Il Consiglio può nominare procuratori per determinati atti o categorie di atti e può avvalersi di consulenti.

Le riunioni del Consiglio sono convocate dal Presidente con avviso contenente l’ordine del giorno, spedito almeno dieci giorni prima della data della riunione per posta o, in caso di urgenza, almeno due giorni prima per telegramma, telefax o posta elettronica.

Per la validità delle deliberazioni è necessaria la presenza della maggioranza dei membri del Consiglio e il voto favorevole della maggioranza dei presenti. In caso di parità di voti prevale quello del Presidente della riunione.

Il Consiglio può riunirsi anche in tele-conferenza e su specifici argomenti all’ordine del giorno il voto può validamente esprimersi per corrispondenza.

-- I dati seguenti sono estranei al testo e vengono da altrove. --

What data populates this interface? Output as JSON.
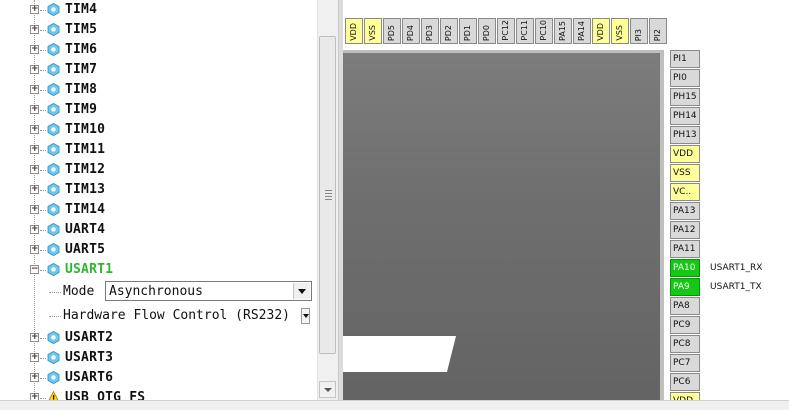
{
  "tree": {
    "nodes": [
      {
        "label": "TIM4",
        "icon": "peripheral-icon"
      },
      {
        "label": "TIM5",
        "icon": "peripheral-icon"
      },
      {
        "label": "TIM6",
        "icon": "peripheral-icon"
      },
      {
        "label": "TIM7",
        "icon": "peripheral-icon"
      },
      {
        "label": "TIM8",
        "icon": "peripheral-icon"
      },
      {
        "label": "TIM9",
        "icon": "peripheral-icon"
      },
      {
        "label": "TIM10",
        "icon": "peripheral-icon"
      },
      {
        "label": "TIM11",
        "icon": "peripheral-icon"
      },
      {
        "label": "TIM12",
        "icon": "peripheral-icon"
      },
      {
        "label": "TIM13",
        "icon": "peripheral-icon"
      },
      {
        "label": "TIM14",
        "icon": "peripheral-icon"
      },
      {
        "label": "UART4",
        "icon": "peripheral-icon"
      },
      {
        "label": "UART5",
        "icon": "peripheral-icon"
      },
      {
        "label": "USART1",
        "icon": "peripheral-icon",
        "expanded": true,
        "active": true
      },
      {
        "label": "USART2",
        "icon": "peripheral-icon"
      },
      {
        "label": "USART3",
        "icon": "peripheral-icon"
      },
      {
        "label": "USART6",
        "icon": "peripheral-icon"
      },
      {
        "label": "USB_OTG_FS",
        "icon": "warning-icon"
      }
    ],
    "usart1": {
      "mode_label": "Mode",
      "mode_value": "Asynchronous",
      "flow_label": "Hardware Flow Control (RS232)"
    }
  },
  "chip": {
    "top_pins": [
      {
        "name": "VDD",
        "power": true
      },
      {
        "name": "VSS",
        "power": true
      },
      {
        "name": "PD5"
      },
      {
        "name": "PD4"
      },
      {
        "name": "PD3"
      },
      {
        "name": "PD2"
      },
      {
        "name": "PD1"
      },
      {
        "name": "PD0"
      },
      {
        "name": "PC12"
      },
      {
        "name": "PC11"
      },
      {
        "name": "PC10"
      },
      {
        "name": "PA15"
      },
      {
        "name": "PA14"
      },
      {
        "name": "VDD",
        "power": true
      },
      {
        "name": "VSS",
        "power": true
      },
      {
        "name": "PI3"
      },
      {
        "name": "PI2"
      }
    ],
    "right_pins": [
      {
        "name": "PI1"
      },
      {
        "name": "PI0"
      },
      {
        "name": "PH15"
      },
      {
        "name": "PH14"
      },
      {
        "name": "PH13"
      },
      {
        "name": "VDD",
        "power": true
      },
      {
        "name": "VSS",
        "power": true
      },
      {
        "name": "VC..",
        "power": true
      },
      {
        "name": "PA13"
      },
      {
        "name": "PA12"
      },
      {
        "name": "PA11"
      },
      {
        "name": "PA10",
        "assigned": true,
        "signal": "USART1_RX"
      },
      {
        "name": "PA9",
        "assigned": true,
        "signal": "USART1_TX"
      },
      {
        "name": "PA8"
      },
      {
        "name": "PC9"
      },
      {
        "name": "PC8"
      },
      {
        "name": "PC7"
      },
      {
        "name": "PC6"
      },
      {
        "name": "VDD",
        "power": true
      }
    ],
    "colors": {
      "assigned": "#14c814",
      "power": "#ffff9a",
      "default": "#d9d9d9",
      "active_label": "#2fb52f"
    }
  }
}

Delle riunioni del Consiglio è redatto verbale, sottoscritto dal Presidente e dal Segretario.

9. Presidente

Il Presidente rappresenta la Fondazione in giudizio e di fronte ai terzi ed esercita, oltre ai poteri derivanti dallo Statuto, quelli che il Consiglio d’Amministrazione potrà devolvergli. Il Presidente presiede le riunioni del Consiglio d’Amministrazione e provvede all’esecuzione delle deliberazione del Consiglio stesso.

10. Comitato scientifico

Il Comitato scientifico è nominato dal Consiglio d’Amministrazione fra personalità del mondo della cultura che abbiano assunto particolare rinomanza per studi, attività e competenze attinenti alle finalità della Fondazione. Il Comitato scientifico è composto da un minimo di tre a un massimo di dodici membri. Il Comitato dura in carica un triennio e i suoi componenti possono essere riconfermati. Il Comitato scientifico elabora i programmi di attività della Fondazione e ne cura l’esecuzione, e può proporre ogni iniziativa ritenuta utile per il conseguimento degli scopi statutari.

11. Direttore del comitato scientifico

Il Direttore del Comitato scientifico, nominato dal Comitato scientifico, ha funzioni di coordinamento del Comitato stesso. É invitato a partecipare alle riunioni del Consiglio d’Amministrazione, con voto consultivo sui programmi culturali della Fondazione.